BIG Question!
How does the force it takes to stretch a rubber band depend on the AMOUNT by which you stretch it?Lab Time
In this lab, we wrapped a rubber band over prongs then we pulled it to different lengths (such as 1 cm, 2cm, 3cm, etc)with the electronic force probe. The first time we pulled the rubber band to the different lengths it was just a single-looped rubberband but then the second time, there were two loops. We did this to see if there would be any drastic changes to our data. The data we got from our single looped rubber band looked a little like this:
1 cm = 0.38 N
2 cm = 1 N
3 cm = 1.9 N
4 cm = 2.7 N
5 cm = 3.5 N
While our double looped rubber band looked like this:
1 cm = 3.1 N
2 cm = 5.3 N
3cm = 8.4 N
4 cm = 11 N
5cm = 12.6 N
We noticed that by double looping the rubber band that there was an increase in force even though we didn't change how far we pulled the rubber band.
Next, we had to create an equation relating the rubber band, the distance we stretched it, and the force need to stretch it. We found an equation by graphing our data and coming up with a best fit line on a graph where the x-axis is the distance in meters and the y-axis is the force in newtons.
After all this we came up with the equation Fs=kx.
Fs=Force need to stretch the rubberband
K=Elastic constant of the rubber band
X=the distance stretched
Lastly, we wanted to find the energy/work used in this lab. Just like in our simple machines lab we wanted to find the area of the graph which is also the energy but in this lab the area would be different. The area for this lab is in the shape of a triangle so we had to use the forumla to find a triangle which is Area=1/2(Base)(Height)[A=1/2BH] . We used this forumla and just substituted in our first equation Fs=kx. Our area would be equivalent to Us(elastic potential energy, our base equal to "x" and our height equal to "Fs."We later found out that we couldn't use Fs in our new equation so we changed it to "kx." Afterwards we came to the conclusion that the equation to find the elastic potential energy is Us=1/2(k)(xsquared).
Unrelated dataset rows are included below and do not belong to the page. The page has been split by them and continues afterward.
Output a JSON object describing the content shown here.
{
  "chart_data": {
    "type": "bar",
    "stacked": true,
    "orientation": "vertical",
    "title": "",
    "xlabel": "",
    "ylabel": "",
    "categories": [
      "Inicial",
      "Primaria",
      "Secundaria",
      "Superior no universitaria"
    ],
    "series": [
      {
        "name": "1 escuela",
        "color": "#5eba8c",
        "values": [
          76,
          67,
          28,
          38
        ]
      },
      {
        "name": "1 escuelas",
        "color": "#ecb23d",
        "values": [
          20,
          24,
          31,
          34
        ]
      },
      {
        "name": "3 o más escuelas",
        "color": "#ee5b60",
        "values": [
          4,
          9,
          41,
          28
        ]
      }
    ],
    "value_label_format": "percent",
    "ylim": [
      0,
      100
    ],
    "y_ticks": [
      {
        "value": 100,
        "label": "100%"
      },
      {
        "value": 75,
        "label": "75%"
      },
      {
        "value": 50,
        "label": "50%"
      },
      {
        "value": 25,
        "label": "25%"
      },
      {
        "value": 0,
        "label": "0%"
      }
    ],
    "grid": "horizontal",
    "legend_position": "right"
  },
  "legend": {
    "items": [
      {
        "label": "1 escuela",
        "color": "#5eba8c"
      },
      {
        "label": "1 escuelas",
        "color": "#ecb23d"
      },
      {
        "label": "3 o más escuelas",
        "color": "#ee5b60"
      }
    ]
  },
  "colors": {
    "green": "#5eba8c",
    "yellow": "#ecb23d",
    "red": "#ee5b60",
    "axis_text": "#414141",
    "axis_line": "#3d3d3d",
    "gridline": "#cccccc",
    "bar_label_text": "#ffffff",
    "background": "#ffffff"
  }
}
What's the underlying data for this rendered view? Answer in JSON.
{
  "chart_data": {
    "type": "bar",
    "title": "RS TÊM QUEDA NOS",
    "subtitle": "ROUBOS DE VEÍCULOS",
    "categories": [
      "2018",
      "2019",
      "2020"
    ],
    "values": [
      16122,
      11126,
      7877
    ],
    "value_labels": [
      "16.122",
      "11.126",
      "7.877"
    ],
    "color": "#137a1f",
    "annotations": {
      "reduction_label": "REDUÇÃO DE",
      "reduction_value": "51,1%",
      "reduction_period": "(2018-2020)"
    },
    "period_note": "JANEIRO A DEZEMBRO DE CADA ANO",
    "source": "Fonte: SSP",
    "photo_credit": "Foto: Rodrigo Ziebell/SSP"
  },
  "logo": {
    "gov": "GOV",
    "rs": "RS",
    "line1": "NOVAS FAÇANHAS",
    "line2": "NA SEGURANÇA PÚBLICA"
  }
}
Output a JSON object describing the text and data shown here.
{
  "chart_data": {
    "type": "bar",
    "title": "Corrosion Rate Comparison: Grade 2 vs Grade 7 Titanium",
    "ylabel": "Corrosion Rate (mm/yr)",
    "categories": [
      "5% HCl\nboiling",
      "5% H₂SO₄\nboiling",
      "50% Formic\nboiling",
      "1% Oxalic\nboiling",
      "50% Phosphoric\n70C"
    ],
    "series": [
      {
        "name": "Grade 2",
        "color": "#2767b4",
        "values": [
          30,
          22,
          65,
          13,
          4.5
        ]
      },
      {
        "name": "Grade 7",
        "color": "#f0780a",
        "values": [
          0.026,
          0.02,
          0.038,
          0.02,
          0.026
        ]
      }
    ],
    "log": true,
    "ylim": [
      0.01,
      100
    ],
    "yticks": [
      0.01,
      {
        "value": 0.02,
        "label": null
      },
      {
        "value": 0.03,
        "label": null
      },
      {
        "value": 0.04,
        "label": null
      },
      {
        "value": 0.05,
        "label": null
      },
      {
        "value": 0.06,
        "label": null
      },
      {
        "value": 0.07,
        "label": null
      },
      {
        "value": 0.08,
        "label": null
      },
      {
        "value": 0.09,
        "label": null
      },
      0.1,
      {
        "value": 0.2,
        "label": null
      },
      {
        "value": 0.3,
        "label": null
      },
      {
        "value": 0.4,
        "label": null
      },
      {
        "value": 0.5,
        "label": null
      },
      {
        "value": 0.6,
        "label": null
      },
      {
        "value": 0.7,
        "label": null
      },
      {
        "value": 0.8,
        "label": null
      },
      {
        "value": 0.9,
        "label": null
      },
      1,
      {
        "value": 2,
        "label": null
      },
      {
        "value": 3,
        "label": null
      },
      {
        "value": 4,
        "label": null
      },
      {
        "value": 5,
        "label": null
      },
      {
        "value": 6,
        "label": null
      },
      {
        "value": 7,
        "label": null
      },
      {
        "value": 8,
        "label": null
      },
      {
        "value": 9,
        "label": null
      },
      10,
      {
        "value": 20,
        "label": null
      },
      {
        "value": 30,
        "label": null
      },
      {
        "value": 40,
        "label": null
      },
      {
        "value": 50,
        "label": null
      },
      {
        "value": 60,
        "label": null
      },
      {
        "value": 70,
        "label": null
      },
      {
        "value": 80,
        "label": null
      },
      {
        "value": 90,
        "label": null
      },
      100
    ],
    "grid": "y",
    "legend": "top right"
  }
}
Finally we are done with the lab and now know that force is directly proportional to distance, which is the answer to our big question.
Real World Connection
I think bungie jumping is a great example for this lab. When you bungie jump you are stretching a rope "x" amount of distance depending on how much you weigh which is also the force need to stretch the rope. The more you weigh the farther you will go down meaning that is directly proportional just like our rubber band lab. This is why when you bungie jump they need to know how much you weigh so that they can increase or decrease the amount of rope your using because if they use a long piece of rope and you stretch the rope too much then you might hit the ground leading to serious injury.